Vu la procédure suivante :
Procédure contentieuse antérieure :
Mme C... A... a demandé au tribunal administratif de Limoges d'annuler l'arrêté du 30 mars 2022 par lequel la préfète de la Creuse a refusé de lui délivrer un titre de séjour, lui a fait obligation de quitter le territoire français dans le délai de 30 jours, lui a fait obligation de se présenter au commissariat deux fois par semaine et a fixé le pays de destination.
Par un jugement n°2201038 du 20 octobre 2022, le tribunal administratif de Limoges a rejeté sa demande.

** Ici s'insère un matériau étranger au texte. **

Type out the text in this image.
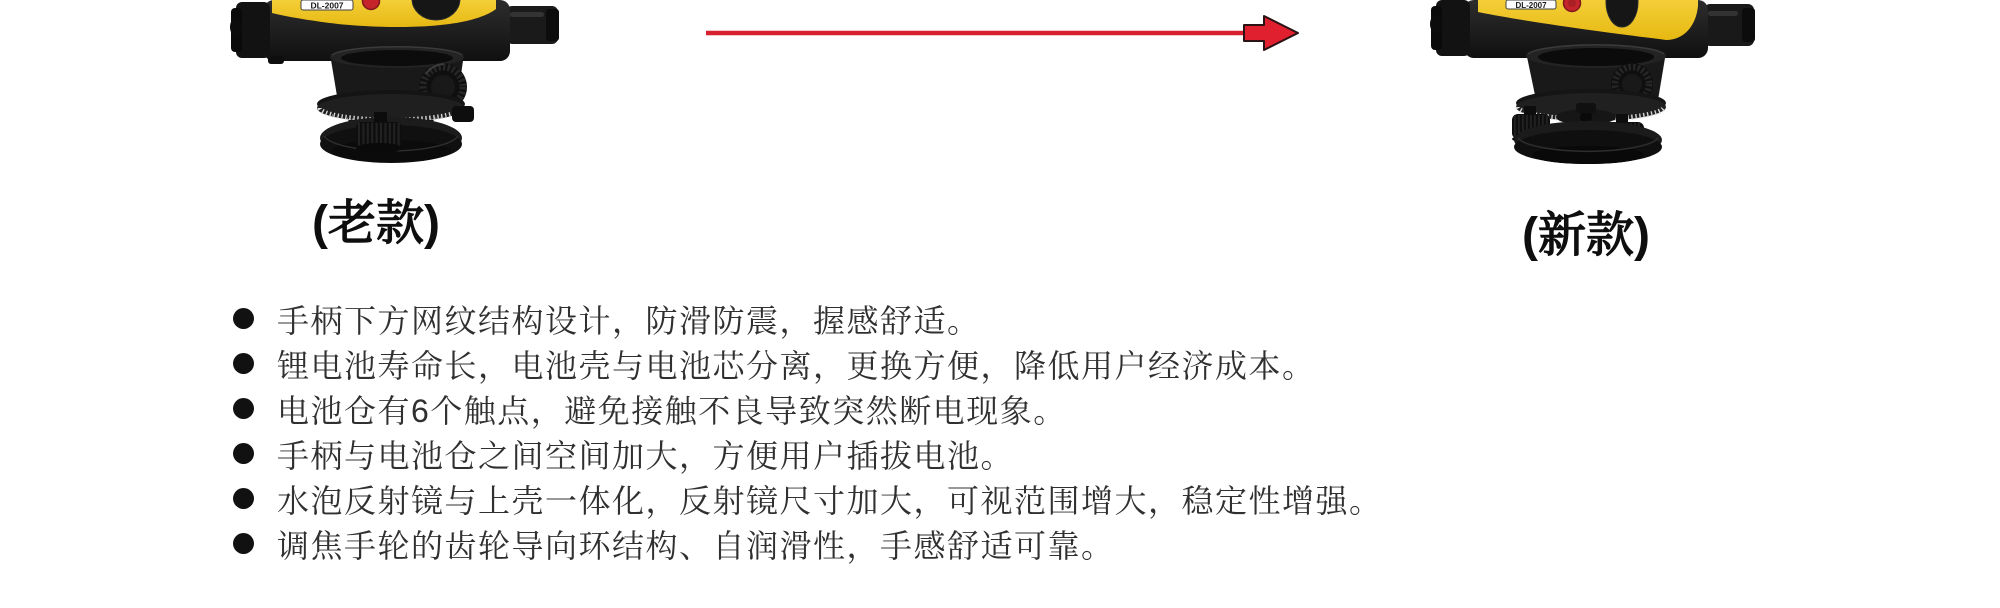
DL-2007	DL-2007
(老款)	(新款)
手柄下方网纹结构设计，防滑防震，握感舒适。
锂电池寿命长，电池壳与电池芯分离，更换方便，降低用户经济成本。
电池仓有6个触点，避免接触不良导致突然断电现象。
手柄与电池仓之间空间加大，方便用户插拔电池。
水泡反射镜与上壳一体化，反射镜尺寸加大，可视范围增大，稳定性增强。
调焦手轮的齿轮导向环结构、自润滑性，手感舒适可靠。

Procédure devant la cour :
Par une requête, enregistrée le 9 janvier 2023, Mme A..., représentée par Me Pion, demande à la cour :
1°) d'annuler ce jugement du 20 octobre 2022 du tribunal administratif de Limoges ;
2°) de solliciter le Conseil d'État sur le fondement de l'article L. 113-1 du code de justice administrative pour avis sur l'application des dispositions de l'article L. 423-5 du code de l'entrée et du séjour des étrangers et du droit d'asile et de sursoir à statuer dans l'attente de son avis ;
3°) de sursoir à statuer en cas d'examen du pourvoi qu'elle a formé sur l'arrêt rendu par la Cour administrative d'appel de Bordeaux le 9 juin 2022 ;
4°) d'annuler l'arrêté du 30 mars 2022 de la préfète de la Creuse ;
5°) de mettre à la charge de l'État une somme de 1 500 euros au titre de l'article L. 761-1 du code de justice administrative et de l'article 37 de la loi du 10 juillet 1991.
Elle soutient que :
- en raison des divergences dans l'appréciation de sa situation et des divergences existant entre les cours, la question des modalités de prise en compte de l'existence d'un classement sans suite de la plainte du conjoint victime dans le cadre de la mise en œuvre de l'article L. 423-5 du code de l'entrée et du séjour des étrangers et du droit d'asile pose une question de droit sérieuse qui justifie la saisine du Conseil d'Etat dans le cadre de l'article L. 113-1 du code de justice administrative ; le jugement du tribunal devra être reformé sur ce point ;
- cet arrêté est entaché d'un détournement de pouvoir en ce que la préfète a méconnu l'autorité de la chose jugée attachée au jugement du tribunal administratif de Limoges du 9 décembre 2021 ; au vu des motifs de ce jugement qui a retenu qu'elle établissait remplir les conditions de l'article L. 423-5, elle n'avait pas à justifier de sa situation ni de ce qu'elle remplissait ces conditions ; en outre la préfète avait connaissance du classement sans suite de sa plainte qu'elle évoque dans son mémoire du 8 novembre 2021 devant le tribunal, il ne s'agit donc pas d'un élément nouveau ;
- cet arrêté est entaché d'erreur de droit et d'erreur d'appréciation au regard de l'article L. 423-5 du code de l'entrée et du séjour des étrangers et du droit d'asile ; le classement sans suite ne permet pas à lui seul de justifier le refus de délivrance d'un titre de séjour dès lors que les violences sont établies par les autres pièces du dossier ;
- cette décision a été prise en méconnaissance de l'article L. 435-1 du code de l'entrée et du séjour des étrangers et du droit d'asile au vu de sa situation, de ses efforts d'intégration et de ses attaches en France ;
- les décisions portant obligation de se présenter au commissariat et fixant le pays de destination seront annulées par voie de conséquence.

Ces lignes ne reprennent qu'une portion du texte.